Anchoring Marketing Analytics To Strategy

The company’s chosen analytical options should be based on its overall strategy. A strategy anchor is a way to keep your company from allocating marketing dollars based on the previous year’s budget or on what business line or product fared well in recent quarters.

The approaches can become competitions based on who has the best proposal or who is the most vocal, rather than what needs to be grown or defended.

Policymakers should focus on the return, value, and payback of potential projects to make more informed decisions.

When you are considering different options, it can be helpful to use a score to help you compare them. This score can take into account different factors, such as how much money you are already spending, whether there is a minimum amount you need to spend on certain things, and whether you have already made any commitments.

The key to creating a successful MROI portfolio is understanding the purchasing habits of your target consumers.

The way consumers behave has changed so much in the last 5 years that the traditional ways of thinking about them, such as the marketing “funnel”, don’t really make sense anymore.

Rather than prioritizing brand awareness, the consumer decision journey recognizes that the buying process is more dynamic and that consumer behavior is subject to many different moments of influence.

The sidebar “Five questions for maximizing MROI” provides additional information on how to get the most out of your MROI.

Making Better Decisions

1. Identify The Best Analytical Approaches

To create an effective marketing mix, organizations need to compare the advantages and disadvantages of the various tools and methods available to them, to see which ones best fit their strategy. When it comes to non-direct marketing, the prevailing choices include the following:

Advanced analytics approaches such as marketing-mix modeling (MMM)

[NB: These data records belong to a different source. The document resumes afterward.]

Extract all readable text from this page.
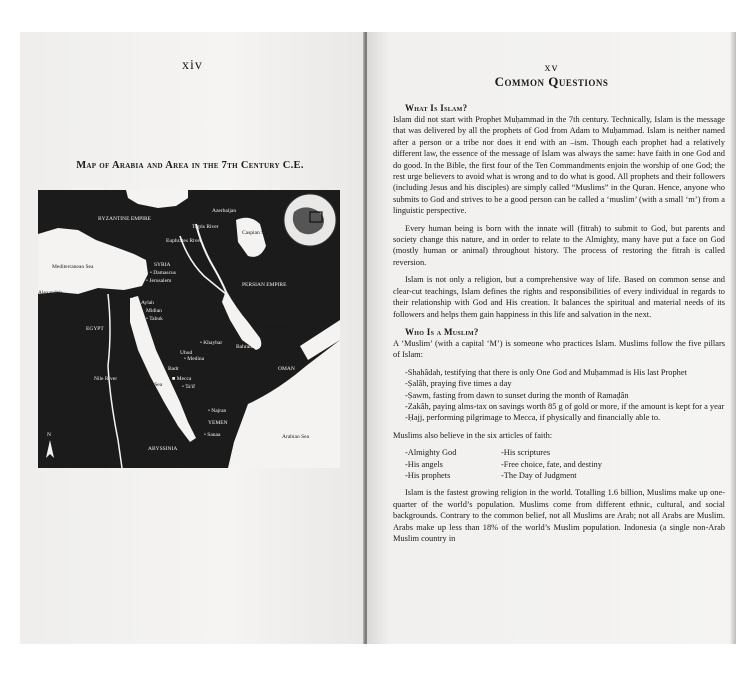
xiv
Map of Arabia and Area in the 7th Century C.E.
Black Sea
Azerbaijan
BYZANTINE EMPIRE
Caspian Sea
Tigris River
Euphrates River
Mediterranean Sea	SYRIA
• Damascus
• Jerusalem
PERSIAN EMPIRE
Alexandria
Sinai
• Aylah
Midian
• Tabuk
EGYPT	Arabian Gulf
Bahrain
• Khaybar
Uhud
• Medina
Badr
Nile River
OMAN
■ Mecca
• Ta'if
Red Sea
• Najran
YEMEN
• Sanaa	Arabian Sea
ABYSSINIA
N
xv
Common Questions
What Is Islam?

Islam did not start with Prophet Muḥammad in the 7th century. Technically, Islam is the message that was delivered by all the prophets of God from Adam to Muḥammad. Islam is neither named after a person or a tribe nor does it end with an –ism. Though each prophet had a relatively different law, the essence of the message of Islam was always the same: have faith in one God and do good. In the Bible, the first four of the Ten Commandments enjoin the worship of one God; the rest urge believers to avoid what is wrong and to do what is good. All prophets and their followers (including Jesus and his disciples) are simply called “Muslims” in the Quran. Hence, anyone who submits to God and strives to be a good person can be called a ‘muslim’ (with a small ‘m’) from a linguistic perspective.

Every human being is born with the innate will (fitrah) to submit to God, but parents and society change this nature, and in order to relate to the Almighty, many have put a face on God (mostly human or animal) throughout history. The process of restoring the fitrah is called reversion.

Islam is not only a religion, but a comprehensive way of life. Based on common sense and clear-cut teachings, Islam defines the rights and responsibilities of every individual in regards to their relationship with God and His creation. It balances the spiritual and material needs of its followers and helps them gain happiness in this life and salvation in the next.

Who Is a Muslim?

A ‘Muslim’ (with a capital ‘M’) is someone who practices Islam. Muslims follow the five pillars of Islam:

-Shahâdah, testifying that there is only One God and Muḥammad is His last Prophet
-Ṣalâh, praying five times a day
-Ṣawm, fasting from dawn to sunset during the month of Ramaḍân
-Zakâh, paying alms-tax on savings worth 85 g of gold or more, if the amount is kept for a year
-Ḥajj, performing pilgrimage to Mecca, if physically and financially able to.

Muslims also believe in the six articles of faith:

-Almighty God	-His scriptures
-His angels	-Free choice, fate, and destiny
-His prophets	-The Day of Judgment

Islam is the fastest growing religion in the world. Totalling 1.6 billion, Muslims make up one-quarter of the world’s population. Muslims come from different ethnic, cultural, and social backgrounds. Contrary to the common belief, not all Muslims are Arab; not all Arabs are Muslim. Arabs make up less than 18% of the world’s Muslim population. Indonesia (a single non-Arab Muslim country in
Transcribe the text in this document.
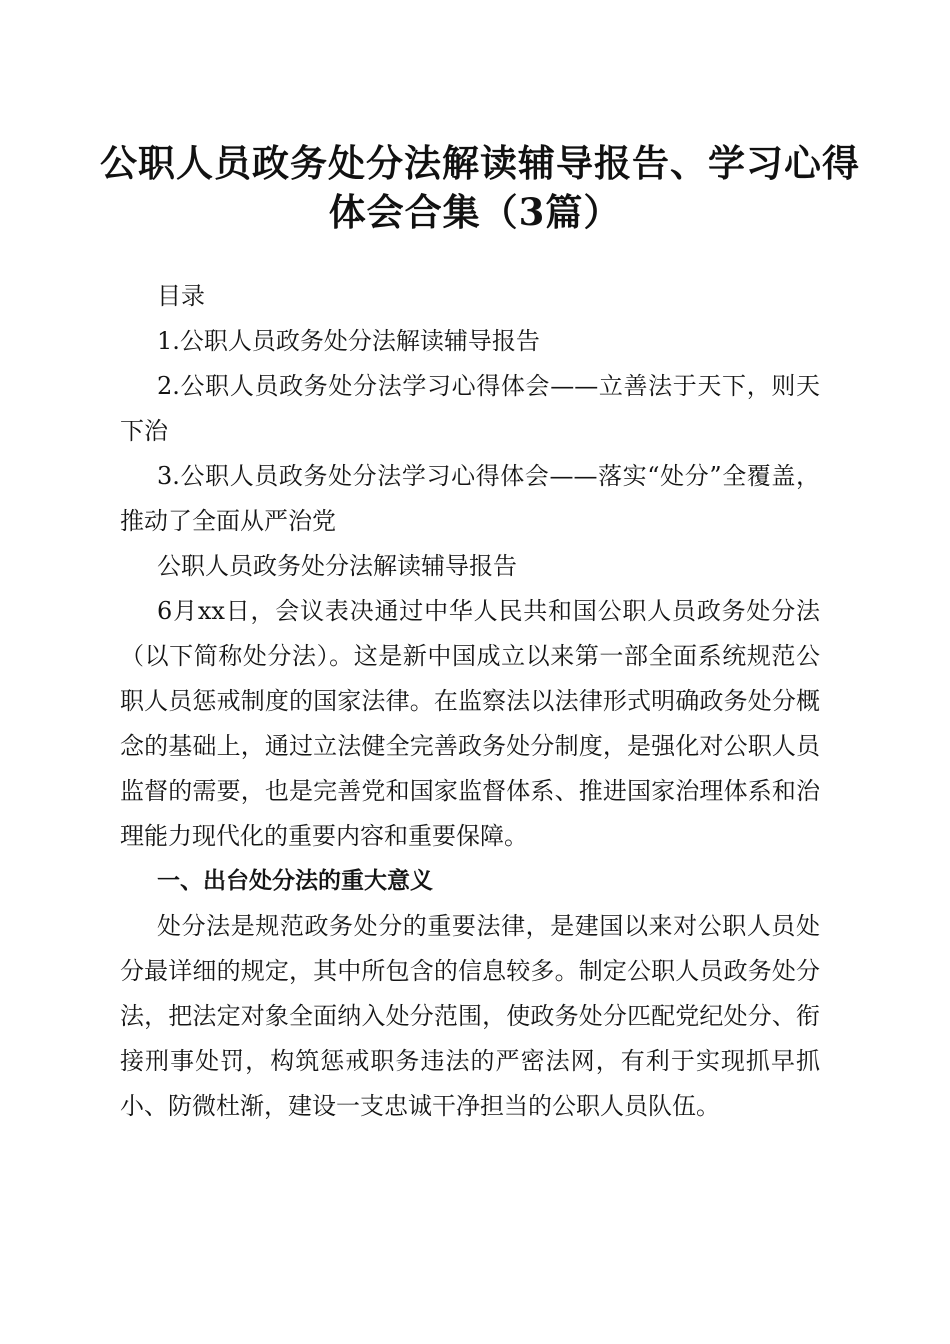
公职人员政务处分法解读辅导报告、学习心得
体会合集（3篇）

目录

1.公职人员政务处分法解读辅导报告

2.公职人员政务处分法学习心得体会——立善法于天下，则天下治

3.公职人员政务处分法学习心得体会——落实“处分”全覆盖，推动了全面从严治党

公职人员政务处分法解读辅导报告

6月xx日，会议表决通过中华人民共和国公职人员政务处分法（以下简称处分法）。这是新中国成立以来第一部全面系统规范公职人员惩戒制度的国家法律。在监察法以法律形式明确政务处分概念的基础上，通过立法健全完善政务处分制度，是强化对公职人员监督的需要，也是完善党和国家监督体系、推进国家治理体系和治理能力现代化的重要内容和重要保障。

一、出台处分法的重大意义

处分法是规范政务处分的重要法律，是建国以来对公职人员处分最详细的规定，其中所包含的信息较多。制定公职人员政务处分法，把法定对象全面纳入处分范围，使政务处分匹配党纪处分、衔接刑事处罚，构筑惩戒职务违法的严密法网，有利于实现抓早抓小、防微杜渐，建设一支忠诚干净担当的公职人员队伍。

MMM uses big data to determine where spending is most effective.

This approach statisticall connects marketing investments to other drivers of sales, and often includes external variables such as seasonality and competitor and promotional activities, to uncover both longitudinal effects (changes in individuals and segments over time) and interaction effects (differences among offline, online, and — in the most advanced models — social media activities).

MMM can help with both long-term strategic planning and shorter-term tactical planning, but it isn’t perfect: it requires detailed sales and marketing data going back several years; it can’t measure things that don’t change much over time (like out-of-house or outdoor media); and it can’t measure the long-term effects of investing in a specific touchpoint, like a new mobile app or social-media feed.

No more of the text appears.